La grande écharpe frangée et un envol de perdrix chez Salvatore Ferragamo (Photo: PixelFormula)

Dans ce nouvel esprit minimaliste, l'homme se rapproche de la nature. Ainsi les mannequins ont défilé sur de la terre entourée de végétation chez Corneliani, Salvatore Ferragamo et Ermenegildo Zegna. Certains couturiers ont puisé leur inspiration dans le monde animal. D'une manière générale, la palette naturelle (beige, et teintes d'automne avec des incursions remarquées de bordeaux et d'ocre) était à l'ordre du jour.
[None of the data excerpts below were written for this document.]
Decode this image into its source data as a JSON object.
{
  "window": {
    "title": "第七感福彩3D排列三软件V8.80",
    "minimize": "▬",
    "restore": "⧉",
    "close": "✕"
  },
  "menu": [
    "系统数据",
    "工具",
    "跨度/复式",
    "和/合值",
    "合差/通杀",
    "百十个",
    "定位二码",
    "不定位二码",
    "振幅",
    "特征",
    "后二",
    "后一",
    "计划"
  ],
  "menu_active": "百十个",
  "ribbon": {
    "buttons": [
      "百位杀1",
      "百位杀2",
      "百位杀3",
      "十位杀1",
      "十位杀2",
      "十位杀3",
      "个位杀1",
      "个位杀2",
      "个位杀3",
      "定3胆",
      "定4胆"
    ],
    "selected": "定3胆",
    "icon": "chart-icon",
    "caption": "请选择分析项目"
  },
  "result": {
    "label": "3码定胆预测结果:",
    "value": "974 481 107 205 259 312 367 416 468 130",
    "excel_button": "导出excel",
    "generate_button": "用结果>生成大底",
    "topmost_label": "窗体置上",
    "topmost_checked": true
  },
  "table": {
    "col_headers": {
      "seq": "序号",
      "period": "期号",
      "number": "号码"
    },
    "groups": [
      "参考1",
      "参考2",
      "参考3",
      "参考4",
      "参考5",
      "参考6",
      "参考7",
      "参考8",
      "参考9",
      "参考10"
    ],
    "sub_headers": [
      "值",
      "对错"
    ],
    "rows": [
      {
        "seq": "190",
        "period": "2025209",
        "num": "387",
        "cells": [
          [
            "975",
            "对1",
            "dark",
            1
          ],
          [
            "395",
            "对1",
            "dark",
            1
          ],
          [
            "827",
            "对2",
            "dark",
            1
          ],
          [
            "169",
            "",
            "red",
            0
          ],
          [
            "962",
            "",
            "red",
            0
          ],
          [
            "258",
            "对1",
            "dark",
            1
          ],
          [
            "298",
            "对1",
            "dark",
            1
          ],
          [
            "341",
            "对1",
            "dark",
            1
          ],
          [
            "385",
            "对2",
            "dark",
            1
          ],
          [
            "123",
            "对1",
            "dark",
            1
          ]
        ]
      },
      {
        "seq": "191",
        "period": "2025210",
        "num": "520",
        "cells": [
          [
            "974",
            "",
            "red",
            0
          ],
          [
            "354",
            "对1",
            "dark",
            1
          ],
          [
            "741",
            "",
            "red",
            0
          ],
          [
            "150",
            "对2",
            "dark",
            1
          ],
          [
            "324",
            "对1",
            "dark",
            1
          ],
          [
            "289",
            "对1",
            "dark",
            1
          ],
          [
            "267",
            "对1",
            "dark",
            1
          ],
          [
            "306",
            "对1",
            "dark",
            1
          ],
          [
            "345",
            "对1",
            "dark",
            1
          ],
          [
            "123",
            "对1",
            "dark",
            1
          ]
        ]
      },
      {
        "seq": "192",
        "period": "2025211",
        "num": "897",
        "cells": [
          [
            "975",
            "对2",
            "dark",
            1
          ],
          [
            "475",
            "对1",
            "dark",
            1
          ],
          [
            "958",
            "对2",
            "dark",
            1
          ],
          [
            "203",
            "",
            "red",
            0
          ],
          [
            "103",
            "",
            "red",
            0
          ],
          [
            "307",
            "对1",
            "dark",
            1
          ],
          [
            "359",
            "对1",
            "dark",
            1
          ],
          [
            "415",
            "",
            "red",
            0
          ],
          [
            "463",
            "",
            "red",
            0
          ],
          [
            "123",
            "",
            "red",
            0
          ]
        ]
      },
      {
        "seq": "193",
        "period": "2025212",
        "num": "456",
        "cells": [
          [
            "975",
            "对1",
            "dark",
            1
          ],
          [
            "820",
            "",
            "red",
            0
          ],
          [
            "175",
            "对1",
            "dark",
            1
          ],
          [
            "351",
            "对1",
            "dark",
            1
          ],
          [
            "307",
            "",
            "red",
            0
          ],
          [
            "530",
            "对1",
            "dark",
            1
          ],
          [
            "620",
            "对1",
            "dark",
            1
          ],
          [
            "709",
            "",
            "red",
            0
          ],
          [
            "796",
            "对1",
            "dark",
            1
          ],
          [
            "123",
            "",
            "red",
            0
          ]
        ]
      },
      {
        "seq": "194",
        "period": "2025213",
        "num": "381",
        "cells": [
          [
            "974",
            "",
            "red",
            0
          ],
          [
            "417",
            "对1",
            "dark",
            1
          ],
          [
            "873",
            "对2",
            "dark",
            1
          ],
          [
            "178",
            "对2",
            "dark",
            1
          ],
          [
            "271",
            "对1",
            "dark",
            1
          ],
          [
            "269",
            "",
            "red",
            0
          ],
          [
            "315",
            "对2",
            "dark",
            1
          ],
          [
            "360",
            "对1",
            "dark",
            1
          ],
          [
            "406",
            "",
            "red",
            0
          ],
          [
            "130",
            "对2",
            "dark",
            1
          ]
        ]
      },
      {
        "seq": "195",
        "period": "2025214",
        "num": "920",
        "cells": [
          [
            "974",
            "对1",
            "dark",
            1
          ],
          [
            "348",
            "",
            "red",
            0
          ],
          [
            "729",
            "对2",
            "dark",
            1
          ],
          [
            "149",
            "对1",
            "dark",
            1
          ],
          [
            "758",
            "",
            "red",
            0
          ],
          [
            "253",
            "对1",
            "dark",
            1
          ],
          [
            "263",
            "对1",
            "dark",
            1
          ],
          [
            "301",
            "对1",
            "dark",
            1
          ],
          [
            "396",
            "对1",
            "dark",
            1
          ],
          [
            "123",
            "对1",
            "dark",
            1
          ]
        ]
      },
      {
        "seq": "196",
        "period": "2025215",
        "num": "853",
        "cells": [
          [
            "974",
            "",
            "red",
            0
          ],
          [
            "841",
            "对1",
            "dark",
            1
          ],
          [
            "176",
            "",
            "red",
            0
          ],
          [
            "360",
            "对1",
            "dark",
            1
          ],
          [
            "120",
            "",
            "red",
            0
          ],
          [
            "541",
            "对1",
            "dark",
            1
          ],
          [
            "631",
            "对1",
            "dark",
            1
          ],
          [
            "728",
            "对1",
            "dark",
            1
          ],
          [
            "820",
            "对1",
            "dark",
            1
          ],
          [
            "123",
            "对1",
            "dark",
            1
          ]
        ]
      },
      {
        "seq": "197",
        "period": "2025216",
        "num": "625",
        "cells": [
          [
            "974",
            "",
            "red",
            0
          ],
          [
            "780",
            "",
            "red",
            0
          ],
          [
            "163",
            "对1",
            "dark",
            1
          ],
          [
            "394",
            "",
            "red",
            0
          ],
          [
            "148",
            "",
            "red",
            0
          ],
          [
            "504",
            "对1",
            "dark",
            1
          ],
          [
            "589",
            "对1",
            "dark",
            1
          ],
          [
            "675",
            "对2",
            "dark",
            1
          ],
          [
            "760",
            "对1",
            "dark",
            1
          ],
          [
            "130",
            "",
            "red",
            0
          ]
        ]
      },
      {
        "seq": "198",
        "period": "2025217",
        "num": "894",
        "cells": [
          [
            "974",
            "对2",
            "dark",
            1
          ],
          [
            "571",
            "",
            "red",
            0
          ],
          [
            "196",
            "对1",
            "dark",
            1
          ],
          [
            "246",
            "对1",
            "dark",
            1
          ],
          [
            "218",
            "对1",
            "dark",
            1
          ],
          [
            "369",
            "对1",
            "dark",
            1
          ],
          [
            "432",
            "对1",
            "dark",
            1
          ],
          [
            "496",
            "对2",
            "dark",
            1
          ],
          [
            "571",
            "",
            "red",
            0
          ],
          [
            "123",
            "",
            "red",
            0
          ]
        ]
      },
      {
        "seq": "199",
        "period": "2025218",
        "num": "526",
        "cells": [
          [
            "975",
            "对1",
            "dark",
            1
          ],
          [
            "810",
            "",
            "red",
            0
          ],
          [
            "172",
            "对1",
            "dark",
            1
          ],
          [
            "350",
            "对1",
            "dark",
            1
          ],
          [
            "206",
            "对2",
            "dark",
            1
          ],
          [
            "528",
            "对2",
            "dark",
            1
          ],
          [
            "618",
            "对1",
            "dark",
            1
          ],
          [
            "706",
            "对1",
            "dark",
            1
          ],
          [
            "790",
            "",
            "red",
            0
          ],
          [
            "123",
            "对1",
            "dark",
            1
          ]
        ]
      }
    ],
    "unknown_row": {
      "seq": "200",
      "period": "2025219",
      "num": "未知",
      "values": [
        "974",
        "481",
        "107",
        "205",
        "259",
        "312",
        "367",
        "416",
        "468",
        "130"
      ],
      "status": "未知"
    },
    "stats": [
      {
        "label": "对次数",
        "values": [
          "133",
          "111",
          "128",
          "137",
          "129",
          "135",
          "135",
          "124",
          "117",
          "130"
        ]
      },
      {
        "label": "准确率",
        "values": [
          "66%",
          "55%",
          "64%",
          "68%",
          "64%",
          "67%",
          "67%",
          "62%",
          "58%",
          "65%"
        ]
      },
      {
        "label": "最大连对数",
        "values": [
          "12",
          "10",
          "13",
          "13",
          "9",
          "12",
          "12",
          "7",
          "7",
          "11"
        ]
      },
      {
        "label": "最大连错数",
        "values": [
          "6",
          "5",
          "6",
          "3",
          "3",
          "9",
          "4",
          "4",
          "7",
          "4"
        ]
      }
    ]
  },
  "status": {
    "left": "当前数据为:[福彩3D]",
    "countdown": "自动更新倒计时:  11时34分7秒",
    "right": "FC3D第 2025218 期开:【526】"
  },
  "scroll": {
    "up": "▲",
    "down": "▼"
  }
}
« En tant qu’homme, on a besoin de confort. On est sexy parce que l’on se sent bien», souligne Milan Vukmirovic de retour dans la capitale lombarde, où il a présenté sa première collection pour Ports 1961. « Je m’adresse à un homme à la fois élégant et informel, qui se plaît. Chaque homme doit se plaire. Lorsque tu te sens bien, tu te sens beau », renchérit Roberto Cavalli. « L’homme a profondément changé, il se regarde davantage. Il n’a plus peur de sortir des rangs. Etre beau, cela veut dire aussi avoir quelque chose de différent », note pour sa part le styliste Ermanno Scervino.

L'homme adopte une allure chic-décontractée, ici un look de N°21 (Photo: PixelFormula)

« Il y a moins de fantaisies, mais plus de recherche dans le design avec des applications, des inserts et des détails techniques souvent inspirés du monde sportif», constate Salvatore Parisi, à la tête d'un multimarque à Taormina en Sicile. Tout se joue, en effet, sur le petit détail chic, comme des chaussettes colorées, les sandales en velours, des bottines orange vues chez Jil Sander qui attirent l’attention au pied d’un look sombre, ou encore les semelles rouge et turquoise fluo proposées par John Richmond.

« Les couturiers ont proposé un classique informel, laissant plus de liberté à l’homme avec des pièces plus fonctionnelles et à l’arrivée plus accessibles, car plus simples », conclut Flaminio Soncini, titulaire de la boutique Tony, aux portes de Milan.